Indiana’s ugly loss was compounded by an incident in the first half involving Jackson, who was kicked off the Pacers’ bench by coach Rick Carlisle.
Late in the second quarter, Jackson was pulled by Carlisle and the two had words. Carlisle then pointed for Jackson to leave the bench area, banishing the fiery guard to the locker room for the remainder of the game.
“I substituted for him. He came to the bench and an exchange ensued that I thought was inappropriate and detrimental to the team,” Carlisle said. “So I made a decision to remove him from the bench.
“These games are difficult. If you don’t have everybody with a laser-like focus on one task, which is playing like a team and competing hard, it gets even more difficult.”
It’s the latest controversy surrounding Jackson. The 28-year-old is facing charges of firing a gun during a fight outside a strip club in Indianapolis on Oct. 6. He could go to trial in February.
Two years ago, Jackson went into the stands and fought Detroit fans during the Pacers’ infamous brawl with fans in Detroit.
Following the game, Jackson was on his way out of Quicken Loans Arena, escorted by two security personnel, when Pacers assistant coach Chuck Person summoned to have him brought back to the locker room.
Jackson went inside for a moment before leaving again. On his way out, Jackson declined an interview request.
“No,” he said. “I’m cool.”
Carlisle said he had not yet spoken with Jackson, and at this point no further discipline was planned.
“As of right now, this is a one-game situation and if that changes I’ll let you know,” Carlisle said. “I expect this is an incident that’s isolated and will be dealt with as such.
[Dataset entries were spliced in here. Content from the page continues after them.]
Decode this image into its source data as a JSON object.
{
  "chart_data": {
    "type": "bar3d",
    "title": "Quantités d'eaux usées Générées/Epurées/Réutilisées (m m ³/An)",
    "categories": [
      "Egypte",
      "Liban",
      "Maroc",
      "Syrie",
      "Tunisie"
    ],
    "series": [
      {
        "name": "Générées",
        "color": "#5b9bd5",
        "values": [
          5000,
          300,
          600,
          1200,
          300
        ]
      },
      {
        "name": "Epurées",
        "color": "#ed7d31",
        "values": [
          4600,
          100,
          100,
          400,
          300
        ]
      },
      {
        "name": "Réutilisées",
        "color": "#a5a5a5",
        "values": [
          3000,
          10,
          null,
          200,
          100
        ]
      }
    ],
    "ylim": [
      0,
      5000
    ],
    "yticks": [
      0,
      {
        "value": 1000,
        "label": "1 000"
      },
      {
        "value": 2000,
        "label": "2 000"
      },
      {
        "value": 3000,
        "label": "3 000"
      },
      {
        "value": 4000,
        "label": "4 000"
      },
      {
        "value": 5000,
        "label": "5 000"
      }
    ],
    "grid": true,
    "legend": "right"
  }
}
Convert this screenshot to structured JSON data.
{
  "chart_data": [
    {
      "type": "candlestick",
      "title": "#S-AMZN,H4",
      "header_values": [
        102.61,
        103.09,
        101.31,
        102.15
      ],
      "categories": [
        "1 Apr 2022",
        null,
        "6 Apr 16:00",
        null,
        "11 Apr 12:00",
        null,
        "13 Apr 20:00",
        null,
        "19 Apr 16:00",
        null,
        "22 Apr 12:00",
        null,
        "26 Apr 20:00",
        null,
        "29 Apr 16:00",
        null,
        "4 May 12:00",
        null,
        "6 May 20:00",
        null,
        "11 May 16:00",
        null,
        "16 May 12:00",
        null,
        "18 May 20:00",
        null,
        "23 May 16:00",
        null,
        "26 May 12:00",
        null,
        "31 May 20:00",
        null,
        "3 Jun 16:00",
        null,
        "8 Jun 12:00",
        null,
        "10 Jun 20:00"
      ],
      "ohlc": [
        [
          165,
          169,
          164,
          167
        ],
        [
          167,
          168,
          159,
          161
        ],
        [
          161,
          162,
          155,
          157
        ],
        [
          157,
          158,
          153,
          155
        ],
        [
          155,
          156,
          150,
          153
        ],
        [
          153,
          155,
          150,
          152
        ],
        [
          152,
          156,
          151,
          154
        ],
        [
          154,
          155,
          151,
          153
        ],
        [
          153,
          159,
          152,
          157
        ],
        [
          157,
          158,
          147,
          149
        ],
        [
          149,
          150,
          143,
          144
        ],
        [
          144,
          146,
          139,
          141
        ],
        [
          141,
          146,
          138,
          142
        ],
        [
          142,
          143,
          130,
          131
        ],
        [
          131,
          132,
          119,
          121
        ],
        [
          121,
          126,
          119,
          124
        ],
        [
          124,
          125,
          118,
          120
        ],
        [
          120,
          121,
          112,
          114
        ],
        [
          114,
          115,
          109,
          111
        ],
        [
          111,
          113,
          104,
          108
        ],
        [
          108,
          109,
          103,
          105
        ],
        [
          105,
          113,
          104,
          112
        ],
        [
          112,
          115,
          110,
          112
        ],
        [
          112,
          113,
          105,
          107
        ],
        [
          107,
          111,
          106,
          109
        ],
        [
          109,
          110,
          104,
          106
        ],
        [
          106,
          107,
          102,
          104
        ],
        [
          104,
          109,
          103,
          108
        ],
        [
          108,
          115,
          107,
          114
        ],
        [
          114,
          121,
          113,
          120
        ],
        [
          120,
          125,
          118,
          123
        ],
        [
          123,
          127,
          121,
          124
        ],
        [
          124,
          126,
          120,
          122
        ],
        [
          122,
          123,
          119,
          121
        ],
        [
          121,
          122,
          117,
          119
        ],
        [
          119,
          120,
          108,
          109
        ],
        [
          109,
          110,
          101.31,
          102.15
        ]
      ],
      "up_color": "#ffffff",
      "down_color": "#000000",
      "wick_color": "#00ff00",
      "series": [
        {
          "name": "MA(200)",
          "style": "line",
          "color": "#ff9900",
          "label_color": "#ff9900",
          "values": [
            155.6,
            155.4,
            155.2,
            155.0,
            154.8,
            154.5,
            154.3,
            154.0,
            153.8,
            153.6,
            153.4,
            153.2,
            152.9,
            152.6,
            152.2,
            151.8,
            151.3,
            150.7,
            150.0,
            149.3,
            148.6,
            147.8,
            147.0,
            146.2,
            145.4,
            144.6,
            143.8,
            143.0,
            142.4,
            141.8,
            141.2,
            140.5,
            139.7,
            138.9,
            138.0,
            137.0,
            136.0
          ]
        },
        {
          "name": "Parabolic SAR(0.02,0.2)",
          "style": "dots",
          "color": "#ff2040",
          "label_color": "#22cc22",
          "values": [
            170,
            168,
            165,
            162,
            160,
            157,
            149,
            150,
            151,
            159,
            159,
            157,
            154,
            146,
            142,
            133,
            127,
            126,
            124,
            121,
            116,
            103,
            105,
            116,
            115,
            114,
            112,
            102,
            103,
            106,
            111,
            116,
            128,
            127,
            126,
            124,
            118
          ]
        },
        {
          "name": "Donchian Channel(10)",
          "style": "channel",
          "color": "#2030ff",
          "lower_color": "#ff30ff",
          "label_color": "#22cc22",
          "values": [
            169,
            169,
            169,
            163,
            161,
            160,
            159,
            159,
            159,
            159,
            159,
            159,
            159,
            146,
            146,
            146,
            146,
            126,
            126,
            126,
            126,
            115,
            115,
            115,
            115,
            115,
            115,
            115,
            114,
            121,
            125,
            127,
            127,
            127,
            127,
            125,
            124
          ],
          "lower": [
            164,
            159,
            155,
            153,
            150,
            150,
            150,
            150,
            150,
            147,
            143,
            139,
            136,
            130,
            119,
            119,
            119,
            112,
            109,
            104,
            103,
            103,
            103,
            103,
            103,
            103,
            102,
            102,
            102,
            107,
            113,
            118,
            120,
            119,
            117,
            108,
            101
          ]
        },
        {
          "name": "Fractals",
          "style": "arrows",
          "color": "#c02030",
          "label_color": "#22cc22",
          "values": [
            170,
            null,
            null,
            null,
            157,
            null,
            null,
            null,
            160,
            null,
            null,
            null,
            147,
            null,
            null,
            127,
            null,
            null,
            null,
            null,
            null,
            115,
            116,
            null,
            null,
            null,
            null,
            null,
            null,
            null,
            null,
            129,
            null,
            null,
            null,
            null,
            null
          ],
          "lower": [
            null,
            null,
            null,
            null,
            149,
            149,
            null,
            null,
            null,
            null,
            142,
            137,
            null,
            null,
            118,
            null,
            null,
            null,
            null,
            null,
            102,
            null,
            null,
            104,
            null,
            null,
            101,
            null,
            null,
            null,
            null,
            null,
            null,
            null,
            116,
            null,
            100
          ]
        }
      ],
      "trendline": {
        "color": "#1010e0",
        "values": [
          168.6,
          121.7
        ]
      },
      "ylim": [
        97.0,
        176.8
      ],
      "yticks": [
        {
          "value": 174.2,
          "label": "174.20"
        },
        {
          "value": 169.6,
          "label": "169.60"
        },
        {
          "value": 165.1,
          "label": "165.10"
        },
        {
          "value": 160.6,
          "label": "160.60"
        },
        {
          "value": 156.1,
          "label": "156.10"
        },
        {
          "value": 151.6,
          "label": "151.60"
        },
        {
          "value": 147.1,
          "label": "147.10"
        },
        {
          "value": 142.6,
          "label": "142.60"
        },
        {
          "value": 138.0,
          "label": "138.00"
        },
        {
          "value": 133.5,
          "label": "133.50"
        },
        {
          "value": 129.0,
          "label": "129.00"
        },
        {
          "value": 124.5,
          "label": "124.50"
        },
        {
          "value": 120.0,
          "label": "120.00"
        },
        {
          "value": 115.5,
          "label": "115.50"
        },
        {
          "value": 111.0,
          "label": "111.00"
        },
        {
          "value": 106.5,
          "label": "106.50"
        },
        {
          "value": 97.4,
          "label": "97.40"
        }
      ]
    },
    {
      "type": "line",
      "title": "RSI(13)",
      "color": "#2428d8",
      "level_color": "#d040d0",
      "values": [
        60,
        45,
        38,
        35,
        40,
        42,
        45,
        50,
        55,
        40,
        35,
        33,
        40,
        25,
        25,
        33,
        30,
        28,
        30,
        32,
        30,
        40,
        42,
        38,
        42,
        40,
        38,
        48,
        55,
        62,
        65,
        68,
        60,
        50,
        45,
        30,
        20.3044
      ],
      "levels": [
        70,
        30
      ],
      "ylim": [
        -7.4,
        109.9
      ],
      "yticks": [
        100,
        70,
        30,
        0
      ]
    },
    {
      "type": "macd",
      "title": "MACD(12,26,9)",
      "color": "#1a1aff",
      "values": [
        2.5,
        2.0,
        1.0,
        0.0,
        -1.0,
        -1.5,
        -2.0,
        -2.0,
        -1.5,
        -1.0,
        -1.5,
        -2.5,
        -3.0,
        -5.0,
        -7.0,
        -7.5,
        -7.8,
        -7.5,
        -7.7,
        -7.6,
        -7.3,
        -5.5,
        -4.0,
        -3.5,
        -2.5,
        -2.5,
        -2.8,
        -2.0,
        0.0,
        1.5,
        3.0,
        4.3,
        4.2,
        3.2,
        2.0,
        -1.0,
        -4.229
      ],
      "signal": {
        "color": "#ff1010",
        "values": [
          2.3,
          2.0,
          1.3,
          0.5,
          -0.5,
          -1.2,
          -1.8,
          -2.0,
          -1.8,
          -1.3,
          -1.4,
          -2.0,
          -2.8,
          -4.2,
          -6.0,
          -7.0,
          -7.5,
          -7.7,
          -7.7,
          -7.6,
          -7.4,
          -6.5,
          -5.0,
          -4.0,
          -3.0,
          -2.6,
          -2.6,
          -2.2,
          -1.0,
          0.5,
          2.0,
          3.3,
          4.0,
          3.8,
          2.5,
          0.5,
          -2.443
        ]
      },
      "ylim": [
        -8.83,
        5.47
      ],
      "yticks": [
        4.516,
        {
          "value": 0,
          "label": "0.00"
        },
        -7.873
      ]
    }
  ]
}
“I loved the way Jack played the last two games. He was a leader and he was focused. He had a great demeanor and he’s one of our better players and that’s what we expect from him every night. But when something like this happens, it has to be addressed.”
Jackson’s teammates had little to say afterward.
“Oh, no,” said forward Al Harrington. “Hear no evil, see no evil.”
James had seven rebounds, six assists and spent the entire fourth quarter relaxing on the bench. The Cavaliers built a 24-point lead in the first half and coasted to their most lopsided win this season.
Ilgauskas scored just two points on only two shots when the teams met on Nov. 24—a 10-point win by Indiana. But the 7-foot-3 center was able to maneuver inside as the Pacers were without forward Jermaine O’Neal, who missed his second straight game with a strained left hamstring.
Leading by 14 at halftime, the Cavaliers outscored Indiana 28-13 to open an 84-55 lead entering the fourth.
James, who went 10-of-11 from the floor in the first half, was replaced with 20 seconds to go in the third and got some rare rest on the bench in the final 12 minutes.
“I’m not very good at sitting, but it was good,” James said. “We did a good job jumping on a team and not letting up. It was great to finally get a blowout.”
Larry Hughes, who missed Cleveland’s previous 10 games with a sprained right ankle, scored eight points in 24 minutes.
However, Hughes’ return was tempered by the loss of Cavs forward Drew Gooden, who injured his left groin trying to dunk during pregame warmups.
With no O’Neal to block or impede their way, the Cavaliers drove to the basket at will in the first half for layups, and of course, a few dunks by James.
Cleveland led by 15 in the first quarter and extended its lead to 24 when James blasted down the left side for a layup with 3:20 to go before halftime. The bucket incited a chant of “You can’t stop him,” from fans in the upper deck at about the same time Jackson was being yanked by Carlisle.
The Pacers, though, cut 10 points off Cleveland’s lead as the 38-year-old Armstrong scored 10 points in the final 2:26 and started a 14-4 run as Indiana closed to 56-42 at halftime.
In the final seconds, LeBron James Jr. tossed an orange toy ball on the floor, drawing a roar from the crowd and a laugh from his dad. … James was an Olympic teammate of Allen Iverson’s and wouldn’t mind playing again with the 76ers’ troubled point guard, who appears to be on the verge of being traded by Philadelphia. “I’m not trying to stir something up around here, but he’s a Hall of Famer, who wouldn’t want to play with him?” James said. “Anyone in the league would want to play with a guy like that.” James feels the best thing for Iverson and Philly is to part ways. “It’s very difficult for him to swallow,” he said. “But he has to understand that and move on.” … The Cavaliers are 20-2 at home since March 5.